Compounding these daily difficulties, doctors had nowhere to live. Dr Pachiyannakis said they lived in tents or at the hospital, while some locals would walk for an hour every day to their displaced families, after a day's work without pay.

“All the doctors have lost about 30 kilos. We were all sick with diarrhoea. We were wearing diapers. Adults are wearing diapers because we all had diarrhoea and vomiting,” she said with tears in her eyes.

Two bad choices

Children clamour to receive food from a charity kitchen in Khan Younis, southern Gaza. EPA
Children clamour to receive food from a charity kitchen in Khan Younis, southern Gaza. EPA

On average, women need about 1800 calories a day to meet their nutritional needs and a breastfeeding mother needs up to 2,800 calories a day to produce healthy milk, according to the US Centres for Disease Control.

With the UN warning of a looming famine, mothers in Gaza are faced with two bad choices: breastfeed and struggle to produce enough milk to feed their babies adequately; or try to lay their hands on formula milk, which is in short supply.

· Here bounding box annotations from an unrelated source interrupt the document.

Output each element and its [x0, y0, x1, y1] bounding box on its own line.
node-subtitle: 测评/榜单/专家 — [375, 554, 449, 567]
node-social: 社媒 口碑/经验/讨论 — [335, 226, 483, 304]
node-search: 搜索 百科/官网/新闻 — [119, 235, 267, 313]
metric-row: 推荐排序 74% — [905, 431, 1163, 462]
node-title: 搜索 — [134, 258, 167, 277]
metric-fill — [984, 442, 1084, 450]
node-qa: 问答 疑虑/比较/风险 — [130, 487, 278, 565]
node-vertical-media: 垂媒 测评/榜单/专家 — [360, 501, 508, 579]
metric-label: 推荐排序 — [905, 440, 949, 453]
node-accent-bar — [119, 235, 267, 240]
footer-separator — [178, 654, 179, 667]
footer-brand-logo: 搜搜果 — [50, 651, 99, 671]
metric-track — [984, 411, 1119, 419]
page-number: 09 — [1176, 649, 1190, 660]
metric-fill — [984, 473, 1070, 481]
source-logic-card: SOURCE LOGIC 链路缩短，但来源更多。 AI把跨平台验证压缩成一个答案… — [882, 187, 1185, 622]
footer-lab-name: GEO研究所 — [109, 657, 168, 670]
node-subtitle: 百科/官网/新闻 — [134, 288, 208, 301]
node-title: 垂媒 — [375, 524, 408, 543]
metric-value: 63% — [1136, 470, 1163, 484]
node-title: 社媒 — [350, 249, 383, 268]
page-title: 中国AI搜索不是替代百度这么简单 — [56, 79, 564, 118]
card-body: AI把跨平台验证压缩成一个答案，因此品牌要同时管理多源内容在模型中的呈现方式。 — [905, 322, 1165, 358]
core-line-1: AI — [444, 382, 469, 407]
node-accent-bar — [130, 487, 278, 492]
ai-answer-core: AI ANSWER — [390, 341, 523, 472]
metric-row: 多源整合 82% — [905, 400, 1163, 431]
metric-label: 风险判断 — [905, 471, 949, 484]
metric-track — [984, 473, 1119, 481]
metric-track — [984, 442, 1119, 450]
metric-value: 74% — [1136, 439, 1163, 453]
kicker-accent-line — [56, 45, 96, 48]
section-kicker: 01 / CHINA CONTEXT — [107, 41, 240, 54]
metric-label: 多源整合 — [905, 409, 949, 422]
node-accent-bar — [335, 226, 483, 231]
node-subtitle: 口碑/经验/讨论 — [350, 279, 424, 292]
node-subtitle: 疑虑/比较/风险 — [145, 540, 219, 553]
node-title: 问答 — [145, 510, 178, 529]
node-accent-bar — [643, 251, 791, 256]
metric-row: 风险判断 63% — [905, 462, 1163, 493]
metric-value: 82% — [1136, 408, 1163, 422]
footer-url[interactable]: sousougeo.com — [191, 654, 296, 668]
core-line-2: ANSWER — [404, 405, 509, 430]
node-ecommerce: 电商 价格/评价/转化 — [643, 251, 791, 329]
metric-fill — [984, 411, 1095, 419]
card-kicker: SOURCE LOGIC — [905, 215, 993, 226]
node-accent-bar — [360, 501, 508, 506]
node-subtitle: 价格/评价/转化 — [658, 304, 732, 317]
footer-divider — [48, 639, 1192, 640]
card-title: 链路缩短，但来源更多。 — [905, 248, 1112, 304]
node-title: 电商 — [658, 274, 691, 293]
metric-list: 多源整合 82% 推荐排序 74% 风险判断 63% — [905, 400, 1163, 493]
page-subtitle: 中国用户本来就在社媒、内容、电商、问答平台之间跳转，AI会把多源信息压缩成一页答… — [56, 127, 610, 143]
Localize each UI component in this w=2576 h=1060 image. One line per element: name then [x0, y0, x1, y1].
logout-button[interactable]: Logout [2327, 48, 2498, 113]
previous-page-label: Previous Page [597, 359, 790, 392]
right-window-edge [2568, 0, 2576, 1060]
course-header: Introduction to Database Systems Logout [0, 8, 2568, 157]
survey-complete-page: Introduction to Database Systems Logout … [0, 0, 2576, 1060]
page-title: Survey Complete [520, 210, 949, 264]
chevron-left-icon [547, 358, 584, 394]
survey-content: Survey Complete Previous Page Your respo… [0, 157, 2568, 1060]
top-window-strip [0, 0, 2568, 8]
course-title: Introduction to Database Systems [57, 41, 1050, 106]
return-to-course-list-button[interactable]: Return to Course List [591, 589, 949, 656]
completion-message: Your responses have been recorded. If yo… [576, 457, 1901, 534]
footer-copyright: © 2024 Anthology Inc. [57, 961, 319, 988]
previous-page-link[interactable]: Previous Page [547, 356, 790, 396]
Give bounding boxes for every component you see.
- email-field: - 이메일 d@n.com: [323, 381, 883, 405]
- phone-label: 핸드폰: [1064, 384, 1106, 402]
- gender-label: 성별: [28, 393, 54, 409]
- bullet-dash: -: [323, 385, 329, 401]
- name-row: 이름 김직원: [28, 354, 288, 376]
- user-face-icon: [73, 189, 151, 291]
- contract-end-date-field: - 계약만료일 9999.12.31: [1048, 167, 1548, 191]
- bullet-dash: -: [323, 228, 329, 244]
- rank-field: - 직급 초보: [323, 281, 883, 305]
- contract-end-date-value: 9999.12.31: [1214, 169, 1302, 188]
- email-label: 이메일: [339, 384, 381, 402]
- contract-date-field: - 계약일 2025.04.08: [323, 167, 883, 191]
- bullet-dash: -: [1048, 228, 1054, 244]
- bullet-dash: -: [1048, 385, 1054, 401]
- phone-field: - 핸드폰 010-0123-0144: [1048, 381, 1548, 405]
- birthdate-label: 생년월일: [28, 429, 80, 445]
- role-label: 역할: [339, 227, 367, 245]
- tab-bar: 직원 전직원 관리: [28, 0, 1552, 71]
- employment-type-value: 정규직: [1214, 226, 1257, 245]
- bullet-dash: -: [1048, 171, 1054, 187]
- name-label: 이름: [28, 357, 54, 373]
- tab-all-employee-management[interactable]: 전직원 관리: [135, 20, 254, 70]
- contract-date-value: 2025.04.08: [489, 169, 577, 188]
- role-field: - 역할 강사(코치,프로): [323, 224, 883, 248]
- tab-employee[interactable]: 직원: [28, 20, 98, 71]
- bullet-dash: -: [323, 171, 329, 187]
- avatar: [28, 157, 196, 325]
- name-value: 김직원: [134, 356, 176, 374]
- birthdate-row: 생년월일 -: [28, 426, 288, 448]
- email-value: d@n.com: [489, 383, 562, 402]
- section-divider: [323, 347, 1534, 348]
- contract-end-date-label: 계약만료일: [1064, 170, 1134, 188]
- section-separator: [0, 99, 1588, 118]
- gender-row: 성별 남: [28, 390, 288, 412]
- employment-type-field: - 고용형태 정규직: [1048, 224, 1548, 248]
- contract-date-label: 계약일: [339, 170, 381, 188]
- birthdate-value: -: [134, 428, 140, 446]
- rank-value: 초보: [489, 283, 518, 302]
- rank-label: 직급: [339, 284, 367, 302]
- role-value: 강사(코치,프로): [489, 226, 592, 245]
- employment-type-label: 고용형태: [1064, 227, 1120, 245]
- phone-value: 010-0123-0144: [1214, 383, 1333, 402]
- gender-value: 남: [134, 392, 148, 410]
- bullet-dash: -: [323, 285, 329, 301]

“I saw a child nine months old weighing only four kilograms. Babies in America are born [weighing] four kilograms. It's going to die if it doesn't get evacuated from Gaza for help,” Dr Pachiyannakis said.

Older children with yellow eyes and diarrhoea can be spotted in every corner of the hospital, she said. Severe dehydration causes their liver to fail, lowering their immunity and putting them at risk of infection, ultimately, causing them to die.

When you go to Gaza, you prepare to never come back. But it was like a calling. I had to go
Dr Thalia Pachiyannakis

“If they're not going to die directly from the bombs, they will die from infection, malnutrition, starvation,” Dr Pachiyannakis said.

As well as the emotional toll of taking care of patients in such dire circumstances, Dr Pachiyannakis needed to prepare for the very real possibility she wouldn't make it home, drawing up a will in advance of her trip and making plans for her sister to move nearby to help care for her two children.

“When you go to Gaza, you prepare to never come back. But I don't know, it was like a calling. I had to go,” she said.

Almost as soon as she arrived, Dr Pachiyannakis was reminded of the danger, as Israeli snipers shot at the UN vehicle she was travelling in.

Once back in Indiana, Dr Pachiyannakis joined a team of 44 other doctors who also served in Gaza, fully intending to go back and assist Palestinians with their medical needs. But unexpectedly, she discovered she was pregnant, and held off her plans to join them.

She is expecting a daughter, and after her experience, it was easy for Dr Pachiyannakis to pick a name.

“Her name is going to be Jenna. It's 'Heaven' in Arabic … because of the people of Palestine,” said Dr Pachiyannakis.